Vênus e uma lua muito fina ficaram juntos no crepúsculo da semana passada. Uma combinação espetacular para observadores do céu em todos os lugares.
Os fotógrafos não perderam.
Brilho da Terra
A lua era jovem. Poucos dias depois de sua nova fase, em 16 de maio. Desmaiar.
A luz solar atinge a Terra primeiro. Nosso planeta reflete essa luz de volta para a sombra lunar. Um suave brilho fantasmagórico cobre o disco escuro. Os astrônomos chamam isso de brilho da terra. Transforma o vazio em prata.
Vênus adicionou força ao quadro. Brilhava como uma estrela, mas mais brilhante. Muito mais brilhante.
Juntos, eles iluminaram a noite de fim de primavera. Cidades. Marcos. Telhados comuns. O céu se tornou o evento principal.
De Xangai a Nova York
Meng Zhongde olhou para Hainan, na China. 19 de maio.

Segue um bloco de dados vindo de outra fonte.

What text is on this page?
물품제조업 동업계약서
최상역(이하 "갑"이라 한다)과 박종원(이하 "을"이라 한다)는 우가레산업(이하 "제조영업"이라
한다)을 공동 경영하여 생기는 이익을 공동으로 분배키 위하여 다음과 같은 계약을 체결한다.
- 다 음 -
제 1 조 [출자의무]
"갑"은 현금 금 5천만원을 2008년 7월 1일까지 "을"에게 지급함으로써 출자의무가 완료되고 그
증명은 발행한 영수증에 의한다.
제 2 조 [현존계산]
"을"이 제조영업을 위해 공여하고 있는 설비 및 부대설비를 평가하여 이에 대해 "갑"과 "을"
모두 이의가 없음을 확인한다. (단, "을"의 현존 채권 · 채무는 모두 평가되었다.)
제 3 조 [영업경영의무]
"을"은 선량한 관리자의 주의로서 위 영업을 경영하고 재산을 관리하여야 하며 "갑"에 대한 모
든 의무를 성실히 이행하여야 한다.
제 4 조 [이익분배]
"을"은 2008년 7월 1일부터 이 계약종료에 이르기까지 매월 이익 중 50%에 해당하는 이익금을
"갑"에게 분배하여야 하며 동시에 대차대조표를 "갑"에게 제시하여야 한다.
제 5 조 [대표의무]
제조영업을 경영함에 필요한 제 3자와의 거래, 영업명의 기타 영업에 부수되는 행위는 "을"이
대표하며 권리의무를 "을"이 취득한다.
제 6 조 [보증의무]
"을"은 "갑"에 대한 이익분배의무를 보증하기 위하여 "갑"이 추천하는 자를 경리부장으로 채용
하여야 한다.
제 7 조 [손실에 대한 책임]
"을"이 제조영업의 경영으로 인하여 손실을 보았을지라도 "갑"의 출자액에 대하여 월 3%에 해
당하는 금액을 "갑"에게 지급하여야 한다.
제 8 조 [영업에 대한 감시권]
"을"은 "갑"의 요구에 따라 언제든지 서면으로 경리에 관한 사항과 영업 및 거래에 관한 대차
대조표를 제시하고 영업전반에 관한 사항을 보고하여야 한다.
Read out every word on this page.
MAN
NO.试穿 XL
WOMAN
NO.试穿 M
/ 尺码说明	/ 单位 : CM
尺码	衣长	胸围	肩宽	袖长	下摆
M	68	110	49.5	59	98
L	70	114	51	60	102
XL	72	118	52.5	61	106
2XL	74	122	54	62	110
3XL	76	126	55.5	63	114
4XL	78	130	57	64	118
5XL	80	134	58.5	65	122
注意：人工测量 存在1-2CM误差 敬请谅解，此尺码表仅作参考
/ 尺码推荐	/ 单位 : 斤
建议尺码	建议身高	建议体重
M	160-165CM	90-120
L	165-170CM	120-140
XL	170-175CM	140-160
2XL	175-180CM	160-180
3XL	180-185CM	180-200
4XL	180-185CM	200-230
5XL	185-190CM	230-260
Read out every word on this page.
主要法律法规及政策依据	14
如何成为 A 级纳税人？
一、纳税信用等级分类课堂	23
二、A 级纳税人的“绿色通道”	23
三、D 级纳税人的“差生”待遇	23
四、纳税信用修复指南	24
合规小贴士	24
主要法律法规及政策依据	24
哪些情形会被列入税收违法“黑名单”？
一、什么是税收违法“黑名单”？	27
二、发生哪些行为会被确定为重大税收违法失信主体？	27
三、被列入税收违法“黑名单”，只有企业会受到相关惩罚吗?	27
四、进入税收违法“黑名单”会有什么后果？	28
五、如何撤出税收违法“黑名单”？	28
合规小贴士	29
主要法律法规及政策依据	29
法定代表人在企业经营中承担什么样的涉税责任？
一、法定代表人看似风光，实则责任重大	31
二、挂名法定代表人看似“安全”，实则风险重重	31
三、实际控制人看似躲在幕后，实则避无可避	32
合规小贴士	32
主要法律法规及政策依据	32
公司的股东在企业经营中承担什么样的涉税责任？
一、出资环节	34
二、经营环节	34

Ele os viu no crepúsculo roxo. O crescente ardia com a luz terrestre refletida enquanto o planeta montava guarda. Simples. Eficaz.
Do outro lado do Atlântico, Gary Hershorn estava em Nova York.
Ele incriminou a dupla contra o One World Trade Center. O crepúsculo se transformou em noite em 18 de maio. Vênus estava à esquerda da lua. Deslumbrante.
Ele pegou um avião também. Apenas um. Atravessou Manhattan enquanto a dupla celestial mantinha suas posições. Aquela lua – apenas 7% iluminada – desapareceu abaixo do horizonte antes do amanhecer. Perdido.
Giuseppe Pappa preferia ângulos. Ele é preciso assim.
Ele filmou a cena em Catania, Itália. Inclui Júpiter também. Ele calculou a geometria após o fato.
“Os três corpos celestes alinhados perfeitamente… formando uma geometria isósceles”, observou ele. “Júpiter e Vênus estão na base… com um ângulo idêntico de 10°.”
A Lua fica no vértice. Uma ampla abertura de 160 graus. Matemática no céu.
Detalhes no escuro
Pradeep Dambarage encontrou tranquilidade na Suécia.
Linköping. Árvores mostradas em silhueta contra a luz. Ele capturou Vênus – o “gêmeo da Terra”, frequentemente citado por seu tamanho semelhante e composição rochosa – pendurado acima da borda da floresta.
Sua lente captou textura. O arco não é perfeito. Está irregular. Terreno quebrado capta o sol enquanto as crateras permanecem na sombra. A linha entre a noite e o dia na lua é difícil.
Bill Ingalls encontrou a mesma cena em Washington, D.C.
Ele fotografou acima do Centro de Operações de Voo Espacial Mary W. Jackson. O logotipo da NASA dominava o primeiro plano. Azul. Vermelho. Branco. O par cósmico pairou sobre a história da agência.
Tahir Turan Eroglu olhou ainda mais de perto.
Earthshine revelou as cicatrizes escuras do passado da lua. Mares lunares. Planícies basálticas onde a lava fluiu há bilhões de anos e congelou no lugar. Pareciam sombras sobre sombras.
Quer mais?
Se Vênus o intriga, há muito para ler. Nosso explicador cobre o planeta rochoso de dentro para fora. Junto com dez fatos sobre nossa própria lua que provavelmente passaram despercebidos.